April 25 (Bloomberg) -- Anglo American Plc, the world’s biggest platinum producer, plans to switch to mechanized open-pit mining from labor-intensive underground excavation as its South African operations remain crippled by a three-month strike.
The company aims to make the transition in five to 10 years to improve productivity and safety, Chief Executive Officer Mark Cutifani said at the annual general meeting in London yesterday. The change will be carried out in a way that’s “sensitive to its social ramifications,” he said.
A third day of talks between producers and union officials ended yesterday without a resolution or plans for further negotiations. Output at unit Anglo American Platinum Ltd. dropped 39 percent in the first quarter because of the walkout over pay, Anglo said yesterday. The company reduced its forecast for full-year production by as much as 13 percent, with more cuts possible should the deadlock persist.
Cutifani “is bang on,” Paul Gait, an analyst at Sanford C. Bernstein Ltd. in London, said in an e-mail. “The only way to get safe platinum is to get people out of the stope.
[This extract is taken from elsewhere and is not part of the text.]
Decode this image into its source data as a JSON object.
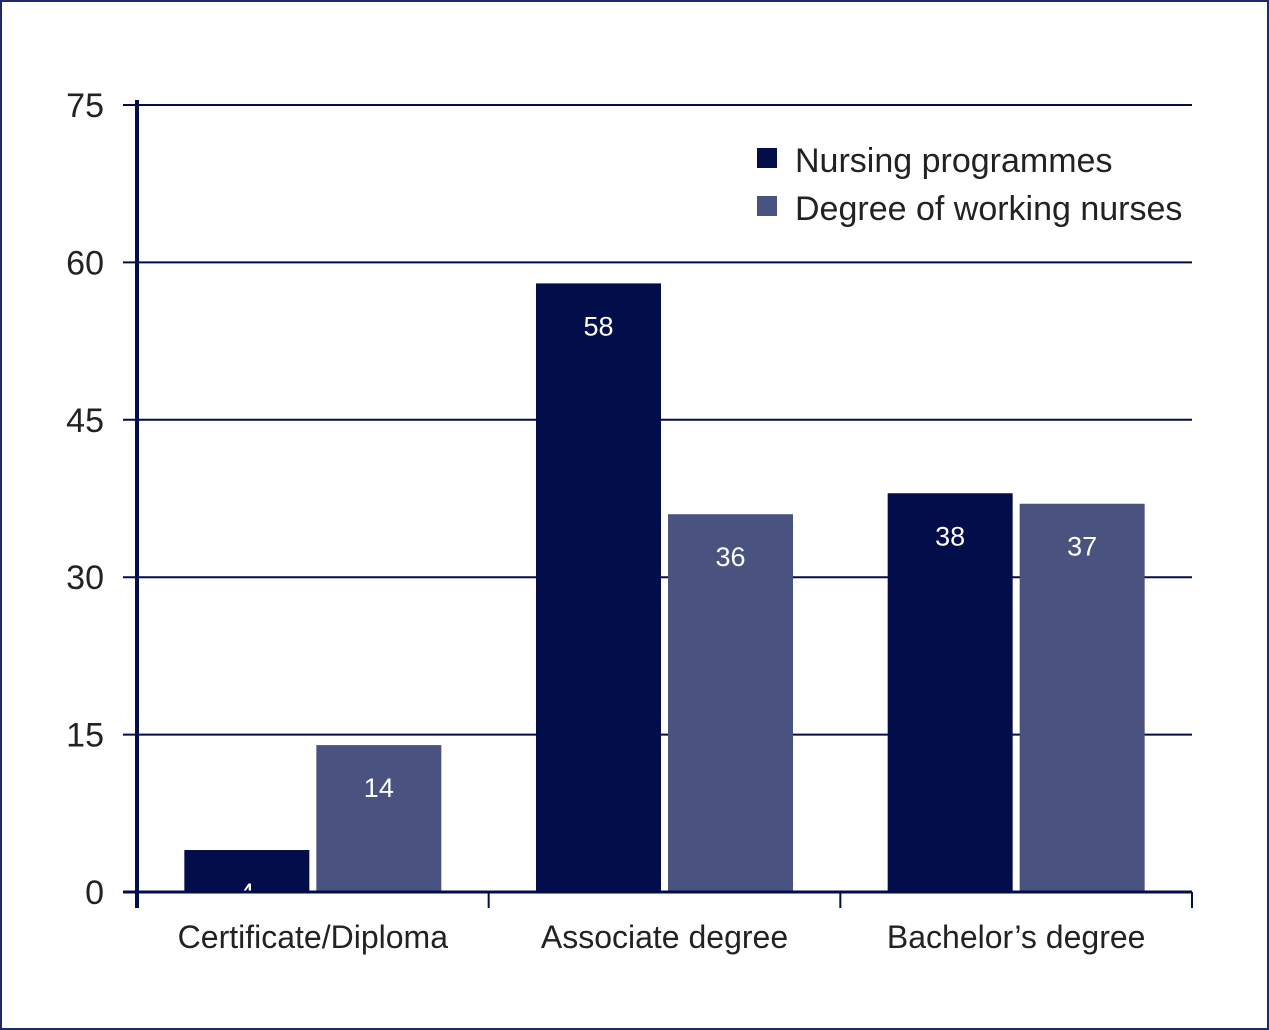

Labor inflation in South Africa is running far faster than productivity gains in underground mines. That basically makes it a non-viable long-term option.”
Stope is a practice used in mining in the form of steps from steeply inclined or vertical veins.
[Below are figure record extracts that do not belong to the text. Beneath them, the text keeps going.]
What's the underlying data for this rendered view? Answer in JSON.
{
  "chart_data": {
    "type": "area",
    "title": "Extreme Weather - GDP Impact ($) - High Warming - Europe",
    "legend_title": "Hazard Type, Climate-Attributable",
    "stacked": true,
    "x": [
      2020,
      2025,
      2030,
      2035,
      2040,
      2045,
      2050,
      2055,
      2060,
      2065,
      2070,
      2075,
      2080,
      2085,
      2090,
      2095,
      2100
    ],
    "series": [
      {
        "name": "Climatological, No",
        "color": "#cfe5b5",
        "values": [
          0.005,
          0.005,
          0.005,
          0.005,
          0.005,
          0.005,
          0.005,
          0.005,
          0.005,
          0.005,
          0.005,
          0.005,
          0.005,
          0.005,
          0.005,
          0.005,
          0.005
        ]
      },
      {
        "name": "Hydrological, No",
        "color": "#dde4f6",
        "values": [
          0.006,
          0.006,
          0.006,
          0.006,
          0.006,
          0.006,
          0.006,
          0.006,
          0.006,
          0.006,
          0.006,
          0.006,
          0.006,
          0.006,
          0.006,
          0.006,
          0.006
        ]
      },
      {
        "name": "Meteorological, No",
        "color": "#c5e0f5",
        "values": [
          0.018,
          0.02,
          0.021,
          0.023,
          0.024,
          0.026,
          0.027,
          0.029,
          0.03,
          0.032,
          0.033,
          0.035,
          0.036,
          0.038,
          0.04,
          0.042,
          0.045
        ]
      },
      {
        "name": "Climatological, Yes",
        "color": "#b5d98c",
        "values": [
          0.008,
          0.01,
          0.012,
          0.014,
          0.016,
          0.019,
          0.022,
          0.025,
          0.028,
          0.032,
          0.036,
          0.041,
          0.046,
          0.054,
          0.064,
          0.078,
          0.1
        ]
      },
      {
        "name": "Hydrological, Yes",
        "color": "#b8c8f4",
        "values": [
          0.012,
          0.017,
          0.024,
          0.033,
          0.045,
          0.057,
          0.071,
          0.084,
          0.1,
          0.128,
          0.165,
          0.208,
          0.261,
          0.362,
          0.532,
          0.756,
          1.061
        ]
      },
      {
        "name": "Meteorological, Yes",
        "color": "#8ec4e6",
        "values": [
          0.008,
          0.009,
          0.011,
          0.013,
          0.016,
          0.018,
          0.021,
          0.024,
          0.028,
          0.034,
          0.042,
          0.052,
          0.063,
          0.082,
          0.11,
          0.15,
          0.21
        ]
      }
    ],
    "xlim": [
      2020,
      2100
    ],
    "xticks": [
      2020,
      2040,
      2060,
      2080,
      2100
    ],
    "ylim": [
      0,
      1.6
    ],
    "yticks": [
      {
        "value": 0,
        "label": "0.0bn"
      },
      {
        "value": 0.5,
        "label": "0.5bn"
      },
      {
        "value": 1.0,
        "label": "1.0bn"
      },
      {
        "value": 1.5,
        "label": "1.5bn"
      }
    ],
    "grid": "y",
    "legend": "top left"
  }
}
More than 70,000 members of the Association of Mineworkers and Construction Union have been on strike at the world’s three biggest platinum producers since Jan. 23, the country’s longest mining-industry stoppage, according to the Chamber of Mines.
Cost of Strike
The strike has cost the companies about 14.5 billion rand ($1.4 billion) of revenue collectively and employees 6.4 billion rand in wages, the producers said on a joint website.
Amplats, as Anglo Platinum is known, and Impala Platinum Holdings Ltd. last week offered to increase pay including bonuses and living allowances to 12,500 rand a month by 2017, or as much as 10 percent annually, from an offer of 9 percent before. That’s short of the union’s demand for monthly basic pay excluding bonuses of 12,500 rand within four years. South Africa’s inflation rate was 6 percent in March.
The platinum companies said yesterday they will bypass their unions and put their latest pay offer directly to striking workers starting today.
Amplats closed shafts and cut jobs in South Africa last year and has said it’s considering whether to sell strike-hit operations in the Rustenburg area.
“The only place where you can get sufficient increases in productivity is in Mogalakwena, the large open-pit mine,” Gait said. The cost of labor in South Africa “forces you to the only viable mechanized option.”
Anglo, which is downsizing its platinum business, excluded the Mogalakwena mine from the review.
“The platinum industry is in a fragile situation,” Chairman John Parker said at the annual general meeting. “Strikes inflict long-term damage. The three-month strike cost 650,000 ounces of platinum production in South Africa.”